Quello che sta succedendo in questi giorni sotto gli occhi del mondo intero è la tragica conclusione di un ritorno alla casella di partenza, con la grande differenza che i talebani di oggi, anche se eredi di quelli cacciati nel 2001, sono più forti, più armati, più pericolosi e certamente più decisi a ricoprire un ruolo da interlocutori sulla scena regionale e internazionale.
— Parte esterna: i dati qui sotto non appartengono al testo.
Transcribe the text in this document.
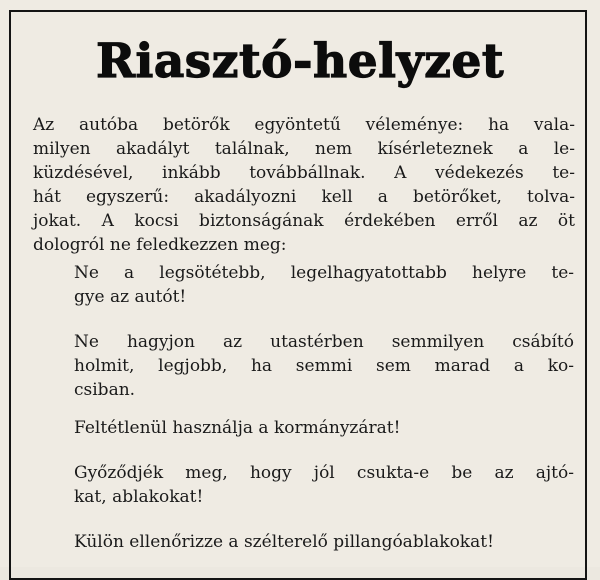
Riasztó-helyzet
Az autóba betörők egyöntetű véleménye: ha vala-
milyen akadályt találnak, nem kísérleteznek a le-
küzdésével, inkább továbbállnak. A védekezés te-
hát egyszerű: akadályozni kell a betörőket, tolva-
jokat. A kocsi biztonságának érdekében erről az öt
dologról ne feledkezzen meg:
Ne a legsötétebb, legelhagyatottabb helyre te-
gye az autót!
Ne hagyjon az utastérben semmilyen csábító
holmit, legjobb, ha semmi sem marad a ko-
csiban.
Feltétlenül használja a kormányzárat!
Győződjék meg, hogy jól csukta-e be az ajtó-
kat, ablakokat!
Külön ellenőrizze a szélterelő pillangóablakokat!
E la loro pericolosità è proporzionalmente misurabile alla paura che spinge tanti afghani a lasciare il proprio Paese e all’intransigenza dimostrata nel non concedere un giorno in più a Stati Uniti e NATO per andarsene entro il 31 agosto e fermare in tal modo le evacuazioni in corso degli afghani.
Sugli errori commessi dagli Occidentali e dagli Stati Uniti in particolare e sulle responsabilità di tutti in questi vent’anni, si potrebbe scrivere a lungo e sarà bene riflettere per affrontare un futuro in cui altri saranno gli attori che detteranno rapporti, cooperazione e interlocuzioni con il nuovo potere talebano a Kabul, rimescolando in tal modo le carte della geopolitica. A cominciare dalla Cina, poco sensibile al rispetto dei diritti umani, ma fortemente interessata a progredire nella sua nuova “Via della seta”, ad accedere alle ingenti risorse minerarie del Paese e pronta a dialogare con il nuovo potere di Kabul. Anche la Russia, lasciando aperti i canali di comunicazione, non è assente in questo nuovo scenario, desiderosa di giocare un possibile ruolo di mediazione sullo scacchiere regionale. Senza dimenticare le mire di Turchia e Iran al riguardo.
Intanto l’Europa e l’Occidente cercano di individuare, nella riunione del G7 a Londra, una posizione comune di fronte a questo nuovo scenario, in particolare sul rispetto dei diritti umani e sull’accoglienza umanitaria dei rifugiati; altre importanti questioni saranno anche sul tavolo del G20 che l’Italia intende riunire al più presto, come il tenore del futuro dialogo con i talebani, la transizione e l’appoggio internazionale verso un Governo di unità nazionale (se sarà possibile), la presenza di Al Qaeda e il futuro della lotta al terrorismo.